Probabilistic NDVI Forecasting from Sparse Satellite Time Series and Weather Covariates
arXiv:2602.17683v1 Announce Type: new Abstract: Accurate short-term forecasting of vegetation dynamics is a key enabler for data-driven decision support in precision agriculture. Normalized Difference Vegetation Index (NDVI) forecasting from satellite observations, however, remains challenging due to sparse and irregular sampling caused by cloud coverage, as well as the heterogeneous climatic conditions under which crops evolve. In this work, we propose a probabilistic forecasting framework specifically designed for field-level NDVI prediction under clear-sky acquisition constraints. The method leverages a transformer-based architecture that explicitly separates the modeling of historical vegetation dynamics from future exogenous information, integrating historical NDVI observations with both historical and future meteorological covariates. To address irregular revisit patterns and horizon-dependent uncertainty, we introduce a temporal-distance weighted quantile loss that aligns the t
arXiv:2602.17683v1 Announce Type: new Abstract: Accurate short-term forecasting of vegetation dynamics is a key enabler for data-driven decision support in precision agriculture. Normalized Difference Vegetation Index (NDVI) forecasting from satellite observations, however, remains challenging due to sparse and irregular sampling caused by cloud coverage, as well as the heterogeneous climatic conditions under which crops evolve. In this work, we propose a probabilistic forecasting framework specifically designed for field-level NDVI prediction under clear-sky acquisition constraints. The method leverages a transformer-based architecture that explicitly separates the modeling of historical vegetation dynamics from future exogenous information, integrating historical NDVI observations with both historical and future meteorological covariates.
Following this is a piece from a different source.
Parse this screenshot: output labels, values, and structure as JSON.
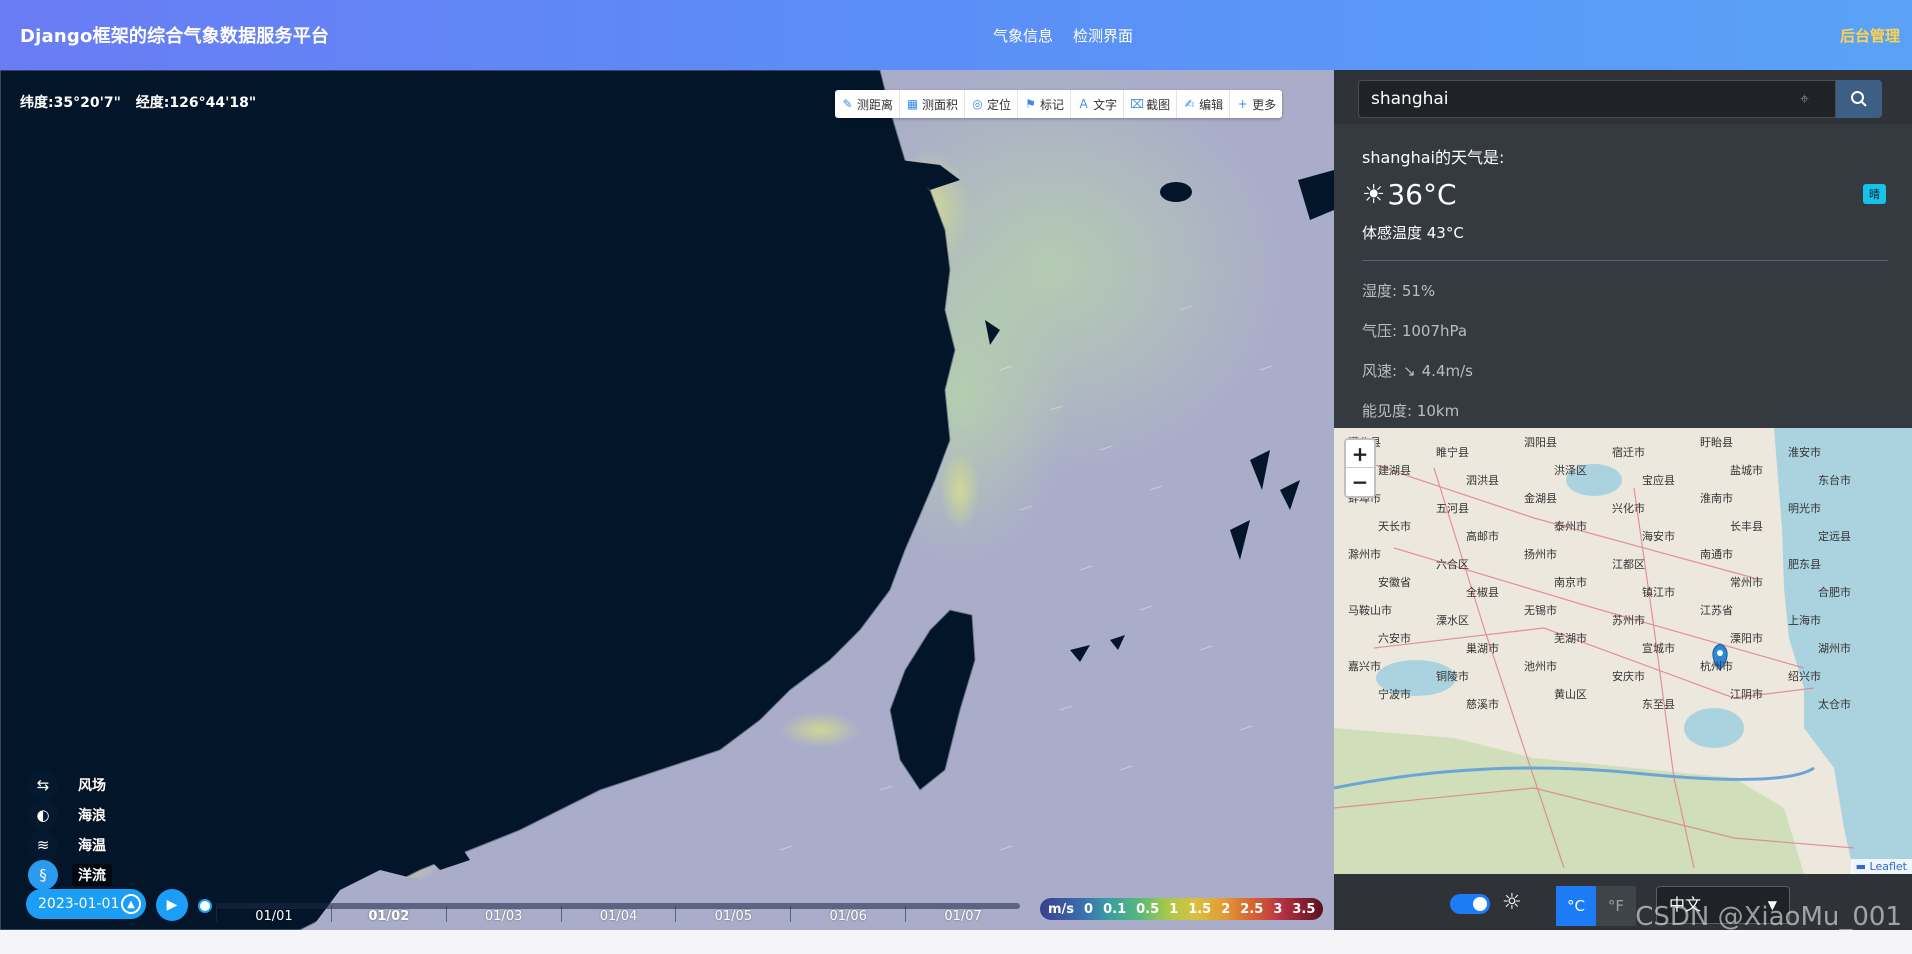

To address irregular revisit patterns and horizon-dependent uncertainty, we introduce a temporal-distance weighted quantile loss that aligns the training objective with the effective forecasting horizon. In addition, we incorporate cumulative and extreme-weather feature engineering to better capture delayed meteorological effects relevant to vegetation response. Extensive experiments on European satellite data demonstrate that the proposed approach consistently outperforms a diverse set of statistical, deep learning, and recent time series baselines across both point-wise and probabilistic evaluation metrics. Ablation studies further highlight the central role of target history, while showing that meteorological covariates provide complementary gains when jointly exploited. The code is available at https://github.com/arco-group/ndvi-forecasting.
Executive Summary
This article proposes a probabilistic forecasting framework for field-level Normalized Difference Vegetation Index (NDVI) prediction using satellite observations and weather covariates. The method leverages a transformer-based architecture to integrate historical NDVI observations with historical and future meteorological covariates, addressing irregular revisit patterns and horizon-dependent uncertainty. The proposed approach consistently outperforms various statistical and deep learning baselines, and ablative studies highlight the importance of target history and meteorological covariates. The code is available, enabling reproduction and further development of the method. This work has significant implications for precision agriculture, as accurate short-term NDVI forecasting can inform data-driven decision support.
Key Points
- ▸ Probabilistic forecasting framework for NDVI prediction
- ▸ Transformer-based architecture for integrating historical and future covariates
- ▸ Temporal-distance weighted quantile loss for addressing irregular revisit patterns and horizon-dependent uncertainty
- ▸ Cumulative and extreme-weather feature engineering for capturing delayed meteorological effects
Merits
Strength
The proposed framework effectively addresses the challenges of sparse and irregular satellite data, and its performance is consistently better than various baselines.
Strength
The introduction of temporal-distance weighted quantile loss and cumulative and extreme-weather feature engineering improves the model's ability to capture delayed meteorological effects.
Strength
The availability of the code enables reproduction and further development of the method.
Demerits
Limitation
The study focuses on European satellite data, and it is unclear whether the proposed framework would generalize to other regions and data sources.
Limitation
The impact of cloud coverage on the model's performance is not explicitly addressed.
Limitation
The study does not explore the potential applications of the proposed framework beyond precision agriculture.
Expert Commentary
The proposed framework is a significant contribution to the field of precision agriculture, as it addresses the challenges of sparse and irregular satellite data and provides a probabilistic forecasting approach. The use of a transformer-based architecture and temporal-distance weighted quantile loss improves the model's ability to capture delayed meteorological effects, and the availability of the code enables reproduction and further development of the method. However, the study's limitations, such as the focus on European satellite data and the impact of cloud coverage, should be addressed in future work. Additionally, the potential applications of the proposed framework beyond precision agriculture should be explored.
Recommendations
- ✓ Future work should focus on adapting the proposed framework to other regions and data sources, and exploring its potential applications beyond precision agriculture.
- ✓ The impact of cloud coverage on the model's performance should be explicitly addressed in future studies.
- ✓ The proposed framework can be integrated with other big data analytics techniques to improve its performance and inform the broader area of big data analytics in agriculture.